When I think of International Women’s Day, I cannot help but reflect on the hardships, challenges and sacrifices of the generations of women before us. It is the shoulders of these women on which we now stand, and their efforts that have moved us forward towards our goal to treat all genders as “Each for Equal”.
I feel especially privileged to have witnessed this progress in my own family. My life, goals and perspectives are very much shaped by these experiences. I love the story of my maternal grandmother, a woman only two generations behind mine. Her name was Eugenie. Eugenie married in her late teens in Cairo, Egypt just before WWII. She was only afforded a primary school education, considered at the time to be more than enough for women of the day.
Eugenie went on to have five children – two sons and three daughters, including my mother. My uncles are wonderful, kind, successful men and they have a story of their own. But it is the story of my mother and my 2 aunts of which I am particularly proud.
My grandmother with my mother (centre) and one of her sisters.
Eugenie’s 3 daughters, at her urging, all went on to excel at high school and continue to university and post graduate study. My mum used to tell us stories of Teta Eugenie (“Teta” being the Arabic word for grandma), who would spend hours sitting with them while they studied, reading what she could, listening and questioning them about what they were working on.
These days, we might accuse such a mother of being a helicopter parent! But that was not what Teta was doing. It wasn’t that she was pushing or forcing her children.

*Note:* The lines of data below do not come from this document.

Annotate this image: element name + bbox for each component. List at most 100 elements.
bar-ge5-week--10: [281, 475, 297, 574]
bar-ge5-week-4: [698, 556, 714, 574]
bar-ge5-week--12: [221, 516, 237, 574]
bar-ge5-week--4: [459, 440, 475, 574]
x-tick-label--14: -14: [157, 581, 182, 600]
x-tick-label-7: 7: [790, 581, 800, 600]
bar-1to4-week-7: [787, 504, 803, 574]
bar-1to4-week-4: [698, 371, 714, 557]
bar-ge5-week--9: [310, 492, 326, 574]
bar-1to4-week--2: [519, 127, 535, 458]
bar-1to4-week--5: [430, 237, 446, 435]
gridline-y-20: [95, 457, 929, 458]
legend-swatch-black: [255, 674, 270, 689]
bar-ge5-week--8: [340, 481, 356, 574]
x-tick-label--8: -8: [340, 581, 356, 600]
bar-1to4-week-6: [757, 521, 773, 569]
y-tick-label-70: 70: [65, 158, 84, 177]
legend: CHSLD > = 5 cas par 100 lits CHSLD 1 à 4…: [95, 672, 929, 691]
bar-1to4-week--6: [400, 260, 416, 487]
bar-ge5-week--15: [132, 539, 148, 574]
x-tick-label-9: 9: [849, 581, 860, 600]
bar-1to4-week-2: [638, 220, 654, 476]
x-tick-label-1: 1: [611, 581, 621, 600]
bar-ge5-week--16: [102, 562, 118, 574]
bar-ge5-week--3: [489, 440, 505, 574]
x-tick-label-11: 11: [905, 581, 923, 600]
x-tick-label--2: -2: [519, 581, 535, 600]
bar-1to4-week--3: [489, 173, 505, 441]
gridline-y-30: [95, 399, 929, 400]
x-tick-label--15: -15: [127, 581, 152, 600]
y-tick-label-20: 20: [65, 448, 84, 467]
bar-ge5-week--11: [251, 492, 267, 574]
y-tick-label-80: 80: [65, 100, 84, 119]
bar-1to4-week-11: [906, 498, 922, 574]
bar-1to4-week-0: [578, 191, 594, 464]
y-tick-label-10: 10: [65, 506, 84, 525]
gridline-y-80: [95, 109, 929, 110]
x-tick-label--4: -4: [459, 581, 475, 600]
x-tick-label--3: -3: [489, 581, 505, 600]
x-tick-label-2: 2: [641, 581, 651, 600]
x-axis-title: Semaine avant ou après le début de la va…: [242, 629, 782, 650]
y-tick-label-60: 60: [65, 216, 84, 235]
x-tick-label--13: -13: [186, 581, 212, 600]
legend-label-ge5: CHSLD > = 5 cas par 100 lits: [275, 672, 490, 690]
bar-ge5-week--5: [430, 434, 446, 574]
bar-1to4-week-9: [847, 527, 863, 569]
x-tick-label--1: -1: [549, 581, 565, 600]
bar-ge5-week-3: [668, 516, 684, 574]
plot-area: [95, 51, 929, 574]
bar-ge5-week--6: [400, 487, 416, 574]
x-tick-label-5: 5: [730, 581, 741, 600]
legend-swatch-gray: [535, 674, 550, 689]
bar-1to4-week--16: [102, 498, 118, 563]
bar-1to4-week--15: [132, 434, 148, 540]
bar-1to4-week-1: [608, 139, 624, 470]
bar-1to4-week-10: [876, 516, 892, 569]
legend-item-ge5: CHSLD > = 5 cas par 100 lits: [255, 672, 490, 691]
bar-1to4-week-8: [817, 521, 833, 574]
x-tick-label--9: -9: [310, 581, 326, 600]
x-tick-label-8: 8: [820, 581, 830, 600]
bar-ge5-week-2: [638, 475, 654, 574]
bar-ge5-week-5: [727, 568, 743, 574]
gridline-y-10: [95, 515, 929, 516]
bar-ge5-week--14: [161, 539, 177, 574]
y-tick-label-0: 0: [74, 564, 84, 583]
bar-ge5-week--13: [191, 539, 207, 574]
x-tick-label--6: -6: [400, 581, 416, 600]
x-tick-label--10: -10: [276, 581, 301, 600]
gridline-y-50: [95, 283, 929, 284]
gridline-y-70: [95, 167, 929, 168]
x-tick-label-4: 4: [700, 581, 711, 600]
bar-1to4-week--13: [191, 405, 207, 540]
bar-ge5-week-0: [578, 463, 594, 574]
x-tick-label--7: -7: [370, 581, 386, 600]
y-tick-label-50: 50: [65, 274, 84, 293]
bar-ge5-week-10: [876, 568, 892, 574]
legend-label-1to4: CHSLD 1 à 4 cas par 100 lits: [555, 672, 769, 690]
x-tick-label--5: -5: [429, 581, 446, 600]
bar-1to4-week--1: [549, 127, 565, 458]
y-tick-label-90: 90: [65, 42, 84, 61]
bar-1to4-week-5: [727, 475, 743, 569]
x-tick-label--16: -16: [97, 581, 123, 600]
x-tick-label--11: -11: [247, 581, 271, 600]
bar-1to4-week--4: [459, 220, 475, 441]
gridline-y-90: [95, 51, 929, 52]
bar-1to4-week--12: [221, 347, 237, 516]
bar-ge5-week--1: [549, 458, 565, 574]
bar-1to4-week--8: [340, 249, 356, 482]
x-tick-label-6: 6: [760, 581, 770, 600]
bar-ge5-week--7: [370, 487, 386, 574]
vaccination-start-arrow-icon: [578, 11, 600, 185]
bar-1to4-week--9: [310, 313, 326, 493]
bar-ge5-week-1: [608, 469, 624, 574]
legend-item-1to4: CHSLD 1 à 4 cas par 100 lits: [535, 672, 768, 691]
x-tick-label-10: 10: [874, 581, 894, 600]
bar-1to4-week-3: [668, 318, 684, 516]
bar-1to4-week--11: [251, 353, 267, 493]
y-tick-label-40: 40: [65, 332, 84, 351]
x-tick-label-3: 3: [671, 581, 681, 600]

She was desperately keen to learn more herself and it was her passion for learning that spurred them on.
In the end she raised five university educated professionals – two doctors, two pharmacists and one engineer. My aunt once said that Teta Eugenie might not have gone to high school but through her interest and passion combined with her encouragement and support, she effectively completed five university degrees alongside her children. Not bad for a woman with just a primary school education!
Teta Eugenie lived with my family until she passed away, so I had the privilege of sharing my childhood and teenage years with her. Her joy in what her children, and especially her daughters, had achieved and accomplished in just one generation fills me with both pride and gratitude. But the story doesn’t end there! The women in my family took only one generation to achieve equality in education opportunities. And then my mother decided she would conquer the workplace next.
Remember that engineer I mentioned? Well that was my mum. She studied civil engineering and graduated at the top of her class at Cairo University. Following completion of her engineering degree, she received scholarship offers from all around the world to undertake postgraduate study. She and her husband (my dad who is also a talented civil engineer) decided on an opportunity in Australia. That opportunity led her to become the first woman in Australia to earn a PhD in engineering.
My mother receiving her PhD.
That of itself is an incredible achievement. But she accomplished this in just a few years of migrating to Australia. Her PhD was in English, her second language. To top it off, she completed her PhD the year that I was born. Civil engineering in Australia was, and still is, a field lacking in gender diversity. To be such a pioneer at that time was lonely and isolating. She persevered anyway and in doing so, made globally recognised contributions to building and construction through her esteemed career. She didn’t do it entirely alone though. One of her biggest fans and supporters was my dad. Despite a successful career of his own, he took time out to support her study, to care for his children and to encourage her in the dark and frustrating moments in her career. My dad the feminist!
In my view, Superwoman does exist, and she was my mum, a small Egyptian lady with an incredible mind and the greatest determination. Unfortunately, she passed away 7 years ago after a brave battle with cancer, taken from us far too soon.
She has left a legacy that I can only dream of and big shoes to fill. But really what she has left me with is an eye witness account that women have capacity to make brilliant and inspiring contributions at home and in the field – whatever that field might be.